また、あわびの身についている黒っぽいヒモ状の部分も取り除くのがおすすめです。これは足の筋にあたり、加熱しても硬いままで、食感を損なうことがあります。ナイフの背やスプーンを使って、優しく外してしまいましょう。家庭で調理する際は、あわびをまな板に置き、包丁で周囲をなぞるようにして不要な部分をていねいに取り除くと、きれいな仕上がりになります。

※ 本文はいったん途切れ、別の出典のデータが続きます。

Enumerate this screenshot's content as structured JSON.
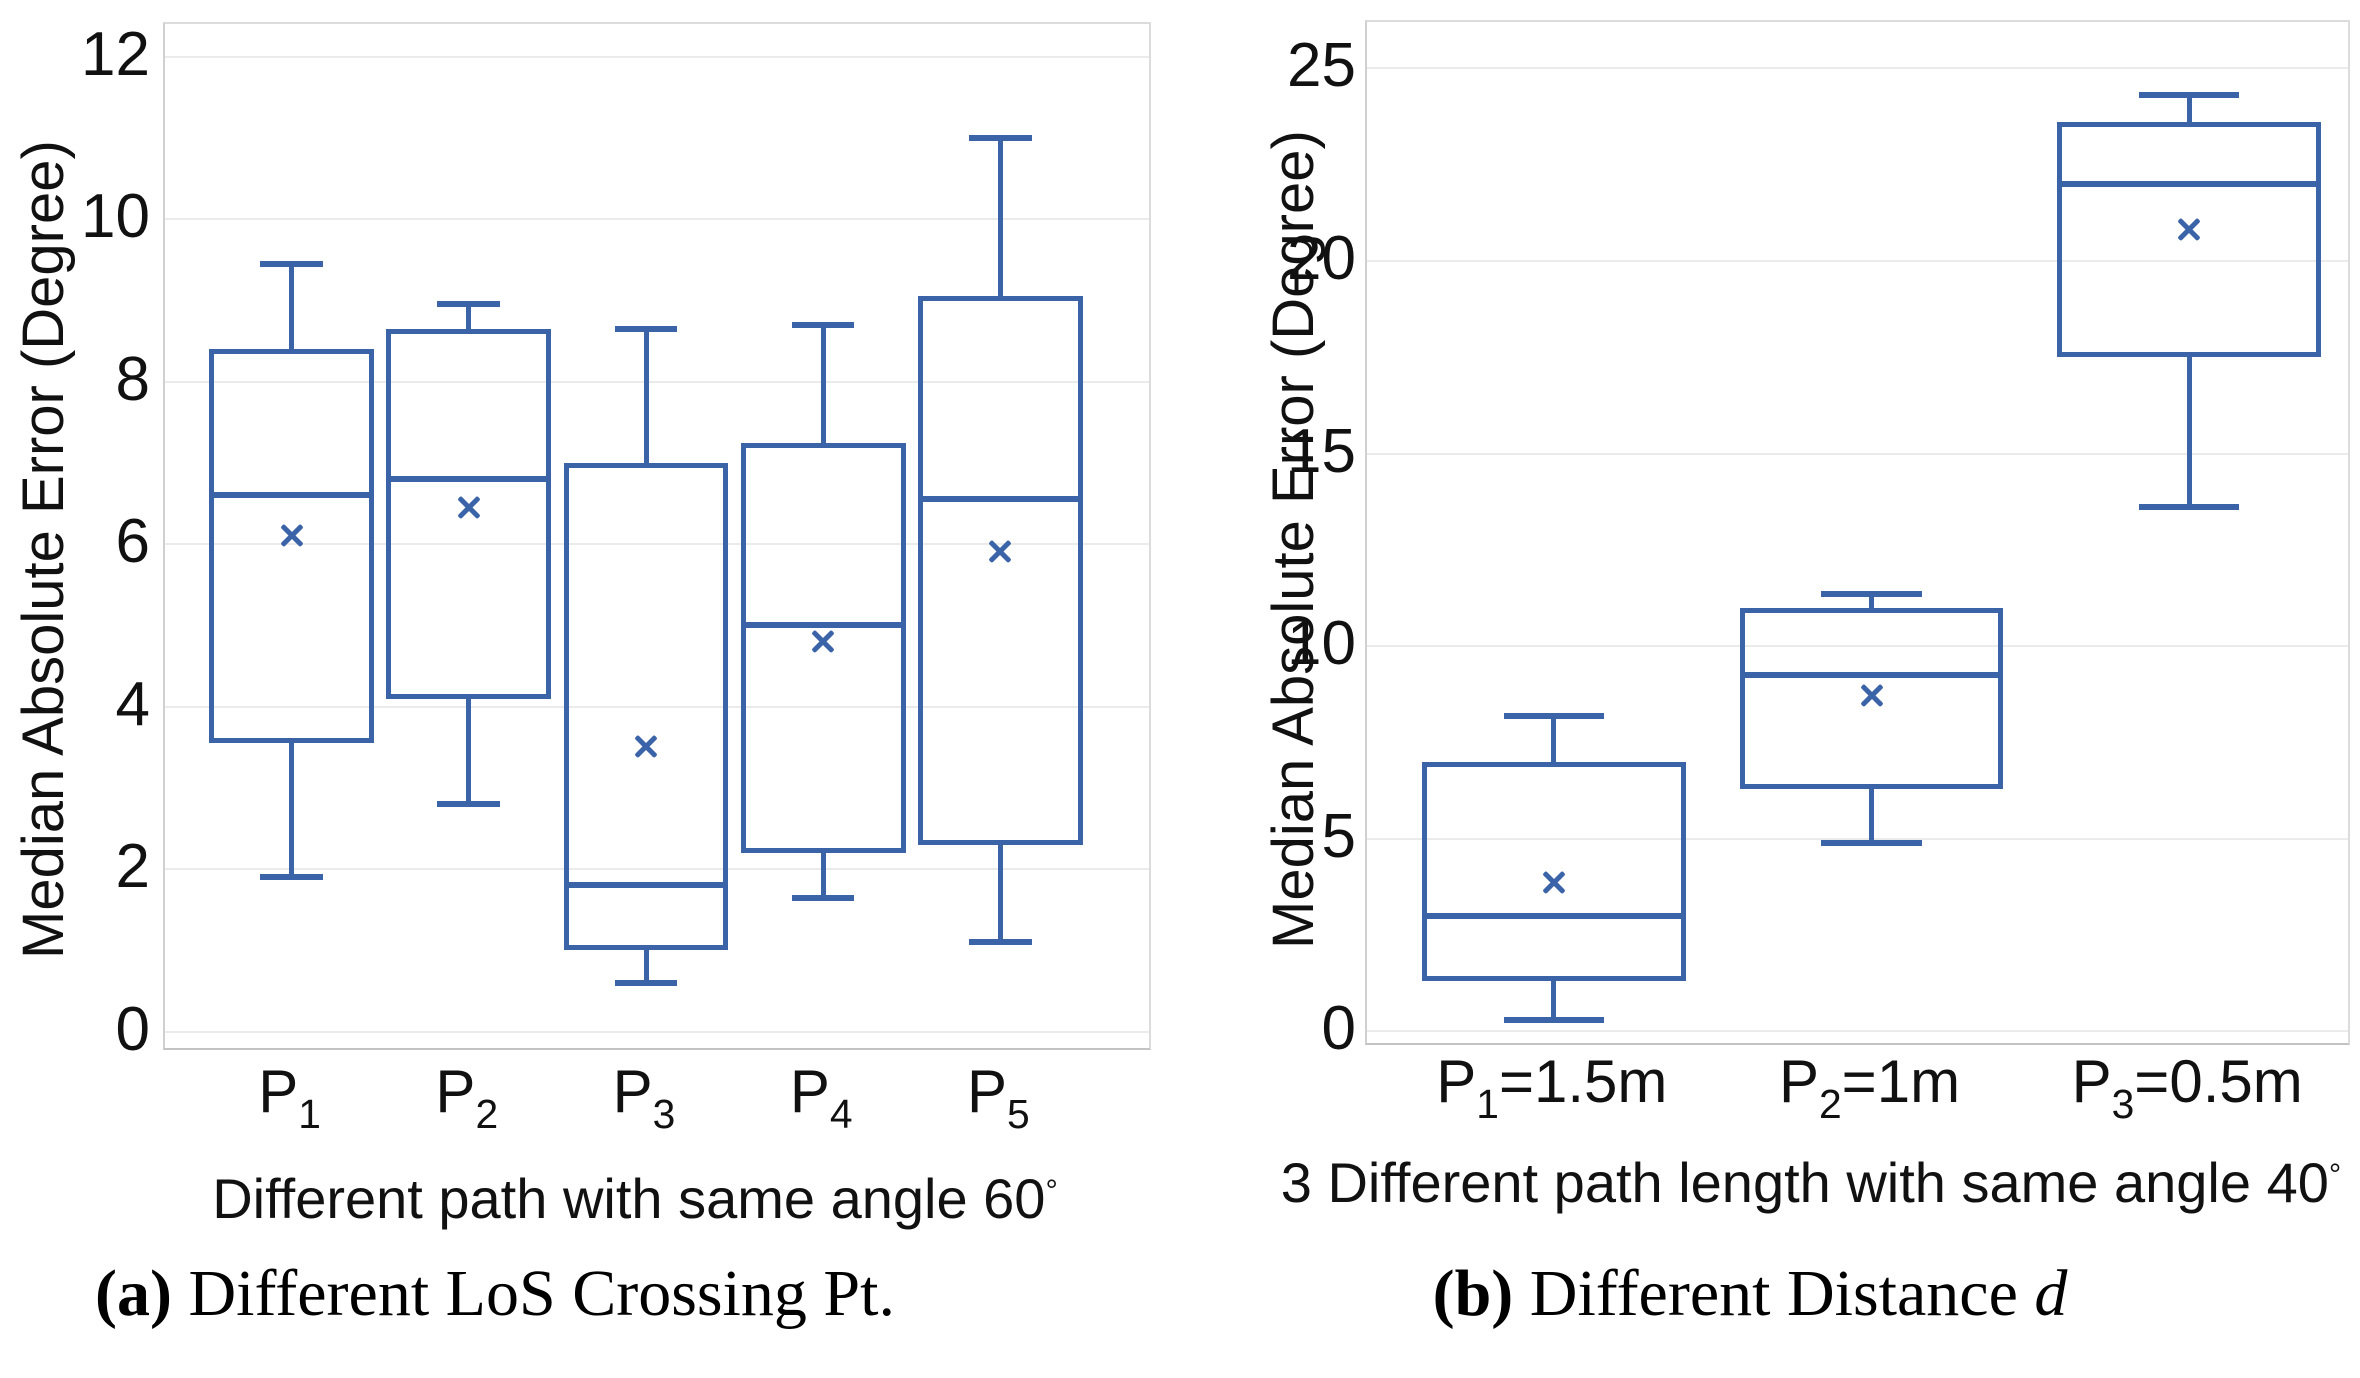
{
  "figure": {
    "captions": [
      {
        "bold": "(a)",
        "text": " Different LoS Crossing Pt.",
        "italic": ""
      },
      {
        "bold": "(b)",
        "text": " Different Distance ",
        "italic": "d"
      }
    ],
    "accent_color": "#3a63a8",
    "gridline_color": "#ebebeb"
  },
  "chart_data": [
    {
      "type": "box",
      "title": "",
      "ylabel": "Median Absolute Error (Degree)",
      "xlabel": "Different path with same angle 60",
      "xlabel_degree": "°",
      "ylim": [
        -0.2,
        12.4
      ],
      "yticks": [
        0,
        2,
        4,
        6,
        8,
        10,
        12
      ],
      "grid": true,
      "legend": "none",
      "categories": [
        {
          "base": "P",
          "sub": "1",
          "suffix": ""
        },
        {
          "base": "P",
          "sub": "2",
          "suffix": ""
        },
        {
          "base": "P",
          "sub": "3",
          "suffix": ""
        },
        {
          "base": "P",
          "sub": "4",
          "suffix": ""
        },
        {
          "base": "P",
          "sub": "5",
          "suffix": ""
        }
      ],
      "series": [
        {
          "category": "P1",
          "low": 1.9,
          "q1": 3.55,
          "median": 6.6,
          "mean": 6.1,
          "q3": 8.4,
          "high": 9.45
        },
        {
          "category": "P2",
          "low": 2.8,
          "q1": 4.1,
          "median": 6.8,
          "mean": 6.45,
          "q3": 8.65,
          "high": 8.95
        },
        {
          "category": "P3",
          "low": 0.6,
          "q1": 1.0,
          "median": 1.8,
          "mean": 3.5,
          "q3": 7.0,
          "high": 8.65
        },
        {
          "category": "P4",
          "low": 1.65,
          "q1": 2.2,
          "median": 5.0,
          "mean": 4.8,
          "q3": 7.25,
          "high": 8.7
        },
        {
          "category": "P5",
          "low": 1.1,
          "q1": 2.3,
          "median": 6.55,
          "mean": 5.9,
          "q3": 9.05,
          "high": 11.0
        }
      ]
    },
    {
      "type": "box",
      "title": "",
      "ylabel": "Median Absolute Error (Degree)",
      "xlabel": "3 Different path length with same angle 40",
      "xlabel_degree": "°",
      "ylim": [
        -0.3,
        26.2
      ],
      "yticks": [
        0,
        5,
        10,
        15,
        20,
        25
      ],
      "grid": true,
      "legend": "none",
      "categories": [
        {
          "base": "P",
          "sub": "1",
          "suffix": "=1.5m"
        },
        {
          "base": "P",
          "sub": "2",
          "suffix": "=1m"
        },
        {
          "base": "P",
          "sub": "3",
          "suffix": "=0.5m"
        }
      ],
      "series": [
        {
          "category": "P1=1.5m",
          "low": 0.3,
          "q1": 1.3,
          "median": 3.0,
          "mean": 3.85,
          "q3": 7.0,
          "high": 8.2
        },
        {
          "category": "P2=1m",
          "low": 4.9,
          "q1": 6.3,
          "median": 9.25,
          "mean": 8.7,
          "q3": 11.0,
          "high": 11.35
        },
        {
          "category": "P3=0.5m",
          "low": 13.6,
          "q1": 17.5,
          "median": 22.0,
          "mean": 20.8,
          "q3": 23.6,
          "high": 24.3
        }
      ]
    }
  ]
}
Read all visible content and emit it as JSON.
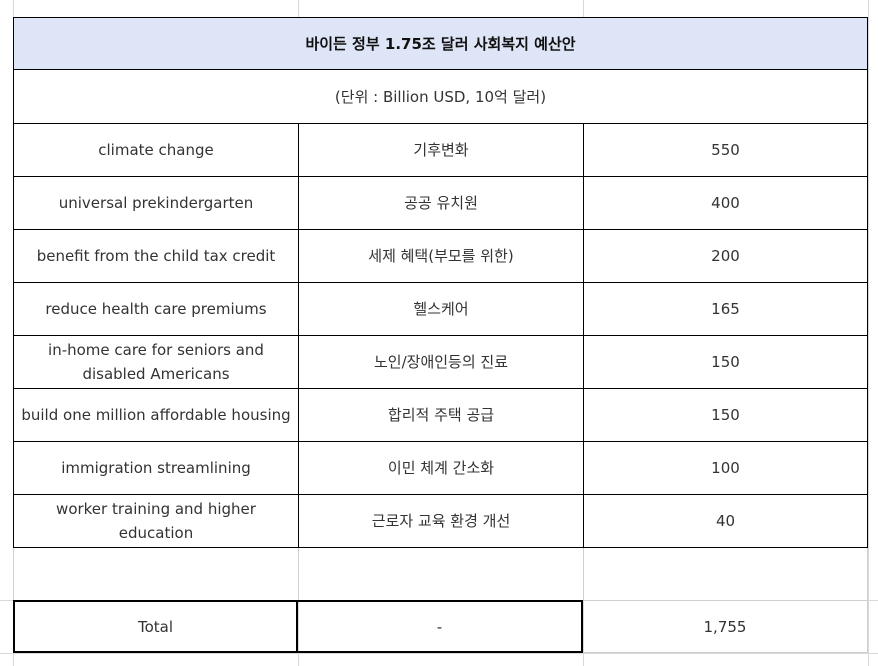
{
  "title": "바이든 정부 1.75조 달러 사회복지 예산안",
  "unit": "(단위 : Billion USD, 10억 달러)",
  "rows": [
    {
      "en": "climate change",
      "ko": "기후변화",
      "value": "550"
    },
    {
      "en": "universal prekindergarten",
      "ko": "공공 유치원",
      "value": "400"
    },
    {
      "en": "benefit from the child tax credit",
      "ko": "세제 혜택(부모를 위한)",
      "value": "200"
    },
    {
      "en": "reduce health care premiums",
      "ko": "헬스케어",
      "value": "165"
    },
    {
      "en": "in-home care for seniors and disabled Americans",
      "ko": "노인/장애인등의 진료",
      "value": "150"
    },
    {
      "en": "build one million affordable housing",
      "ko": "합리적 주택 공급",
      "value": "150"
    },
    {
      "en": "immigration streamlining",
      "ko": "이민 체계 간소화",
      "value": "100"
    },
    {
      "en": "worker training and higher education",
      "ko": "근로자 교육 환경 개선",
      "value": "40"
    }
  ],
  "total": {
    "label": "Total",
    "ko": "-",
    "value": "1,755"
  }
}
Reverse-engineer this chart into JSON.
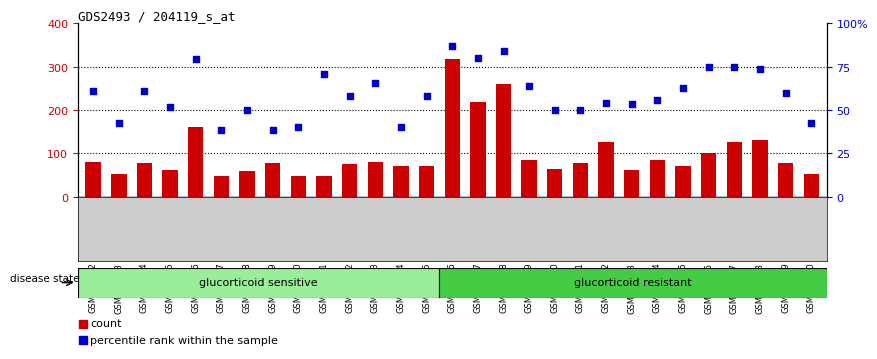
{
  "title": "GDS2493 / 204119_s_at",
  "categories": [
    "GSM135892",
    "GSM135893",
    "GSM135894",
    "GSM135945",
    "GSM135946",
    "GSM135947",
    "GSM135948",
    "GSM135949",
    "GSM135950",
    "GSM135951",
    "GSM135952",
    "GSM135953",
    "GSM135954",
    "GSM135955",
    "GSM135956",
    "GSM135957",
    "GSM135958",
    "GSM135959",
    "GSM135960",
    "GSM135961",
    "GSM135962",
    "GSM135963",
    "GSM135964",
    "GSM135965",
    "GSM135966",
    "GSM135967",
    "GSM135968",
    "GSM135969",
    "GSM135970"
  ],
  "count_values": [
    80,
    53,
    78,
    62,
    160,
    47,
    60,
    78,
    48,
    47,
    75,
    80,
    70,
    70,
    318,
    218,
    260,
    85,
    65,
    78,
    126,
    62,
    85,
    70,
    100,
    126,
    130,
    78,
    53
  ],
  "percentile_values": [
    245,
    170,
    245,
    207,
    317,
    155,
    200,
    155,
    162,
    283,
    232,
    263,
    160,
    232,
    348,
    320,
    337,
    255,
    200,
    200,
    217,
    215,
    223,
    250,
    300,
    300,
    295,
    240,
    170
  ],
  "sensitive_count": 14,
  "resistant_count": 15,
  "group_sensitive_label": "glucorticoid sensitive",
  "group_resistant_label": "glucorticoid resistant",
  "disease_state_label": "disease state",
  "bar_color": "#cc0000",
  "dot_color": "#0000cc",
  "left_ylim": [
    0,
    400
  ],
  "left_yticks": [
    0,
    100,
    200,
    300,
    400
  ],
  "right_yticks_positions": [
    0,
    100,
    200,
    300,
    400
  ],
  "right_yticklabels": [
    "0",
    "25",
    "50",
    "75",
    "100%"
  ],
  "hline_values": [
    100,
    200,
    300
  ],
  "legend_count_label": "count",
  "legend_percentile_label": "percentile rank within the sample",
  "sensitive_bg": "#99ee99",
  "resistant_bg": "#44cc44",
  "figsize": [
    8.81,
    3.54
  ]
}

身からウロ(内臓)もあらかじめ取り除かれていることが多いですが、生きた状態で調理する場合は、必ず中身をきれいに洗い流すことが大切です。ウロは色が濃く、独特のにおいがあるため、食用には向きません。
あわびはそのまま焼いたり、貝柱を薄切りにして刺身にしたりと、さまざまな調理法が楽しめますが、下処理をしっかりすることで、その風味と食感がぐんと引き立ちます。コリコリとした歯ごたえと甘みを存分に味わうためにも、余分な部分は確実に取り除いてから調理しましょう。